In Critical Decisions, I write about the difficulty physicians have had achieving the goals of the patient empowerment revolution. Most doctors now understand that all healthcare decisions should involve the patient -- that their values are critical to making the right choices. But many of us don't know how to effectively partner with our patients in making these decisions. We don't know if we are supposed to simply give patients information and get out of the way or, instead, guide patients to what we consider to be the right choice.
Some get so caught up in the role of information provider that they overwhelm patients with jargon-filled soliloquies. Others are so comfortable running the show that they make assertive clinical recommendations before they have even taken a moment to diagnose their patients' preferences.

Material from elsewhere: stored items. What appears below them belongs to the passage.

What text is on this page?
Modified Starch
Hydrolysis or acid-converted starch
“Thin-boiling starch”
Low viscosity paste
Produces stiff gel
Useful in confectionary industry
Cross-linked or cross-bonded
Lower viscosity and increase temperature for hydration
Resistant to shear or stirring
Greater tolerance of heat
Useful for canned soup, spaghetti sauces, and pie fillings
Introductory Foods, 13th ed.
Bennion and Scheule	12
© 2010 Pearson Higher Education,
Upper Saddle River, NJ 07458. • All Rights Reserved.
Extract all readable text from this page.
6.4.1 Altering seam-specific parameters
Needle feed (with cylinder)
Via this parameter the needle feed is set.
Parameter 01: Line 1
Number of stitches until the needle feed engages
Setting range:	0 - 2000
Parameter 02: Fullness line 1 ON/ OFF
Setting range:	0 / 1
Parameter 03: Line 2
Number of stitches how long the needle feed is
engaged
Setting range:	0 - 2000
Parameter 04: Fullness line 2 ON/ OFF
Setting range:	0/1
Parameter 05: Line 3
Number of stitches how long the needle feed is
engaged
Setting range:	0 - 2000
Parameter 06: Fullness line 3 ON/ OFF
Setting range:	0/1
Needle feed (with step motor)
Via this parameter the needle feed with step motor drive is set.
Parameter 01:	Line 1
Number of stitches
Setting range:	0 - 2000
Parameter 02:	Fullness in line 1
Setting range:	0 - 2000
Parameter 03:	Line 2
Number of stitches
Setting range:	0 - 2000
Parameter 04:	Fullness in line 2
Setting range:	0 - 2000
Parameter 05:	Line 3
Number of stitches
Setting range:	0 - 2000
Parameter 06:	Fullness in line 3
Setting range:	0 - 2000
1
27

The story of the professor makes me wonder whether a similar sort of imbalance is affecting the way physicians discuss spirituality with their patients. Most physicians are so afraid of this topic that they avoid it, worrying that asking patients about their spiritual beliefs will cross an ethical line. Indeed, a group of bioethicists and palliative care specialists led by UCSF Professor Bernie Lo have written that physicians should avoid asking patients to pray with them."Because physicians hold considerable power over them, it may be difficult for patients to decline a physician's invitation to pray." They list another reason doctors should be hesitant to invite such prayer sessions: "Physicians generally lack expertise in leading prayer, particularly if they do have not have chaplaincy training or formal religious training."
So, on one hand we have recognition that many patients want to pray with their physicians; but on the other, we have admonition to avoid coercing patients into prayer.

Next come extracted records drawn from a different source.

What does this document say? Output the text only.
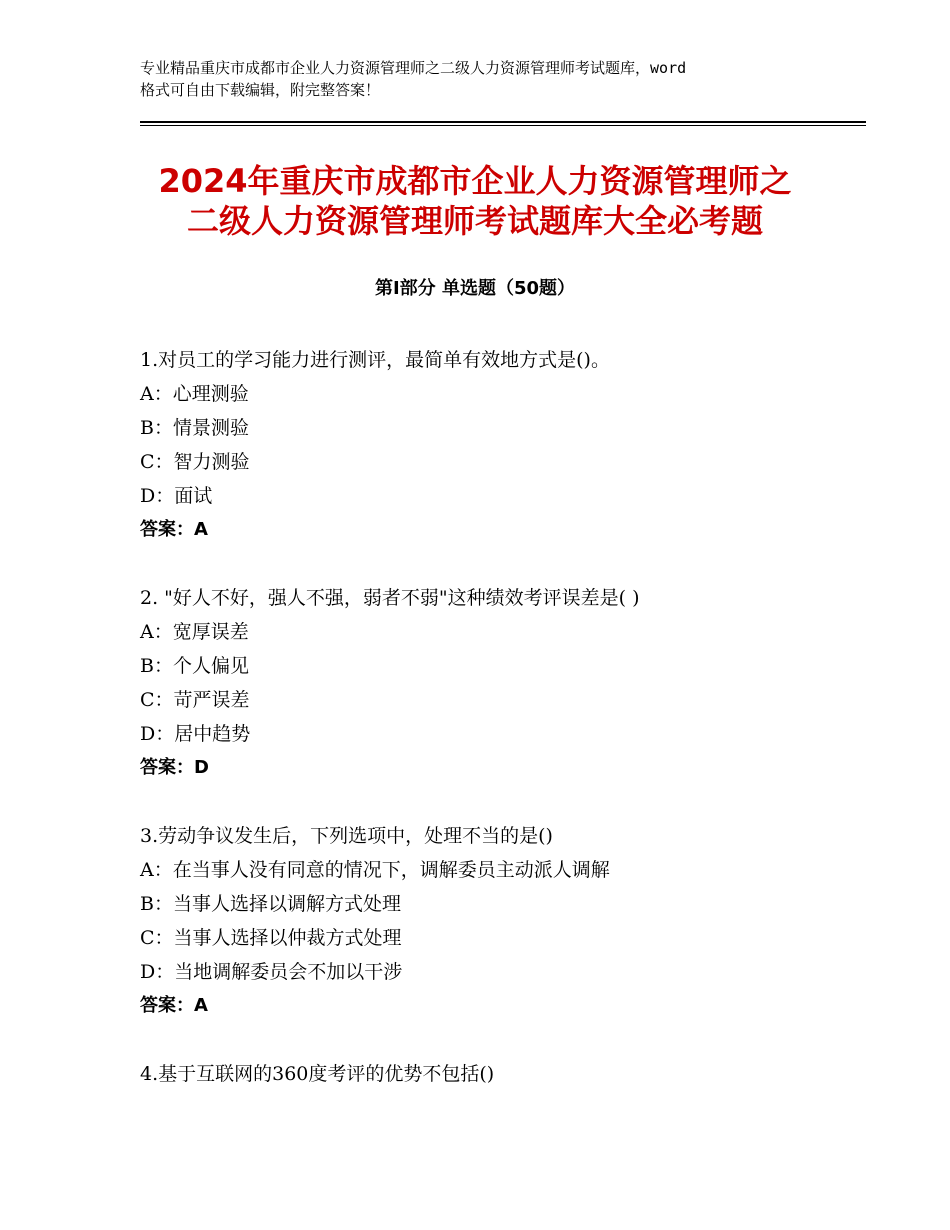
专业精品重庆市成都市企业人力资源管理师之二级人力资源管理师考试题库，word
格式可自由下载编辑，附完整答案！
2024年重庆市成都市企业人力资源管理师之
二级人力资源管理师考试题库大全必考题
第Ⅰ部分 单选题（50题）
1.对员工的学习能力进行测评，最简单有效地方式是()。
A：心理测验
B：情景测验
C：智力测验
D：面试
答案：A
2. "好人不好，强人不强，弱者不弱"这种绩效考评误差是( )
A：宽厚误差
B：个人偏见
C：苛严误差
D：居中趋势
答案：D
3.劳动争议发生后，下列选项中，处理不当的是()
A：在当事人没有同意的情况下，调解委员主动派人调解
B：当事人选择以调解方式处理
C：当事人选择以仲裁方式处理
D：当地调解委员会不加以干涉
答案：A
4.基于互联网的360度考评的优势不包括()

One problem is that most physicians haven't been taught how to address spirituality at the bedside -- except for palliative care experts, who are well versed at tackling this topic. Palliative care guidelines even list spiritual suffering as one of the symptoms clinicians need to assess and address. According to James Tulsky, a palliative care specialist at Duke University, "Spiritual issues are central to patients' experience of illness, particularly when they are really sick. To ignore spirituality is to ignore a central piece of what it means for many people to be a patient."

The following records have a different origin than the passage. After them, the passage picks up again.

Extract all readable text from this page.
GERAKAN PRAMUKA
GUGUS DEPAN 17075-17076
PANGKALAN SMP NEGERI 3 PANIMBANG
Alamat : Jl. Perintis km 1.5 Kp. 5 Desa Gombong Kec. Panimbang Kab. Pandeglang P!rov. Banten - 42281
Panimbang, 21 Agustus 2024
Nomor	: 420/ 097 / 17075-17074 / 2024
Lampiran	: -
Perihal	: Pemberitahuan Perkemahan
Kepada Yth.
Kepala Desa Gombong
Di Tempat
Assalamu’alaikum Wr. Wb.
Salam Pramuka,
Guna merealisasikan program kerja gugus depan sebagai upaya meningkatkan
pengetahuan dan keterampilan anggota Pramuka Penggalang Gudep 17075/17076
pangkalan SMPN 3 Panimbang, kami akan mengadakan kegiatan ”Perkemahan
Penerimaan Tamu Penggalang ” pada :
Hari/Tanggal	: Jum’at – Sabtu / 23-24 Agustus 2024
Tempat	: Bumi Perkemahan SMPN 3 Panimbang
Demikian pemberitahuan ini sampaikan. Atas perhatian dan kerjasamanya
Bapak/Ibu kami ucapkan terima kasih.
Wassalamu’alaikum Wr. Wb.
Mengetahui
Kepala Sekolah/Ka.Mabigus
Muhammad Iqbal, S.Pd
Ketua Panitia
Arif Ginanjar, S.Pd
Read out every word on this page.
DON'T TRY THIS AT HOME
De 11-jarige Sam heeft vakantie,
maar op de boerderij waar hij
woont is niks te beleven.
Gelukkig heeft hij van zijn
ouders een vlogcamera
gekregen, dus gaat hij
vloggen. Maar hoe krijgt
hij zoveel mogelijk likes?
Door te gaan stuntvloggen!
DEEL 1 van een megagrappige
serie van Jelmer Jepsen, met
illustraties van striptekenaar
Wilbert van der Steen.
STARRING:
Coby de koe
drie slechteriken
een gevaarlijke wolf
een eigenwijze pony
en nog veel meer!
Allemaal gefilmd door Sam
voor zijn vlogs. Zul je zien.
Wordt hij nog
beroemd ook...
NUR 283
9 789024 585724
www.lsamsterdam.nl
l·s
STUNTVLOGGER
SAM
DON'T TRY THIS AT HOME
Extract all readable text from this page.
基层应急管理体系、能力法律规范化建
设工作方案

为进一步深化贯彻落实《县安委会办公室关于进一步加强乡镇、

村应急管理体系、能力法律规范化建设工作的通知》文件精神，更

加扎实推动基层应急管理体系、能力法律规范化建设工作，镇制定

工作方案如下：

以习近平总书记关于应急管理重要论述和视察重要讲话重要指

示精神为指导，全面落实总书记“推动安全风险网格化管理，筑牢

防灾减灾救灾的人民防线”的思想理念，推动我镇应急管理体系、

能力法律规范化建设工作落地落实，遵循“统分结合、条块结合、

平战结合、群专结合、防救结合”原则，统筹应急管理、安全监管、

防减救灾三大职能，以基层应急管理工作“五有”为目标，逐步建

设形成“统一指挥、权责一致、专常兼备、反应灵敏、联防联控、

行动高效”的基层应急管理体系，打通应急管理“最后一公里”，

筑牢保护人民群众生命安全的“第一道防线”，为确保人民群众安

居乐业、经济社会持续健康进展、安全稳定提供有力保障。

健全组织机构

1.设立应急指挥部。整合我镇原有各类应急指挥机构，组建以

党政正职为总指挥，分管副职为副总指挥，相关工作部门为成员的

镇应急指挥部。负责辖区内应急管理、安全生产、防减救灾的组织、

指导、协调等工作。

Tulsky thinks physicians can address spirituality without unduly coercing patients, by asking them about spirituality without inviting them to pray. "I ask a simple question of all patients. 'What role, if any, does faith or spirituality play in your life?' I've asked it hundreds of times and have never gotten a negative response. I have received some very long or conflicted responses, but everyone has an opinion, whether it's 'None --- I don't believe in that stuff and think religion is baloney' or 'My faith is what has kept me alive all these years.' The end result of this inquiry is that it opens up an important line of communication, and helps physicians better understand their patients' values and needs." Sometimes that line of inquiry leads to joint prayer. More often, it simply helps doctors understand their patients better, while giving patients license to talk about what is on their minds.
It was wrong for that neurosurgeon to preach at his patient's bedside without first inquiring about his patient's spirituality. It is equally wrong for physicians to act as if patients' spiritual beliefs have no relevance in their medical care.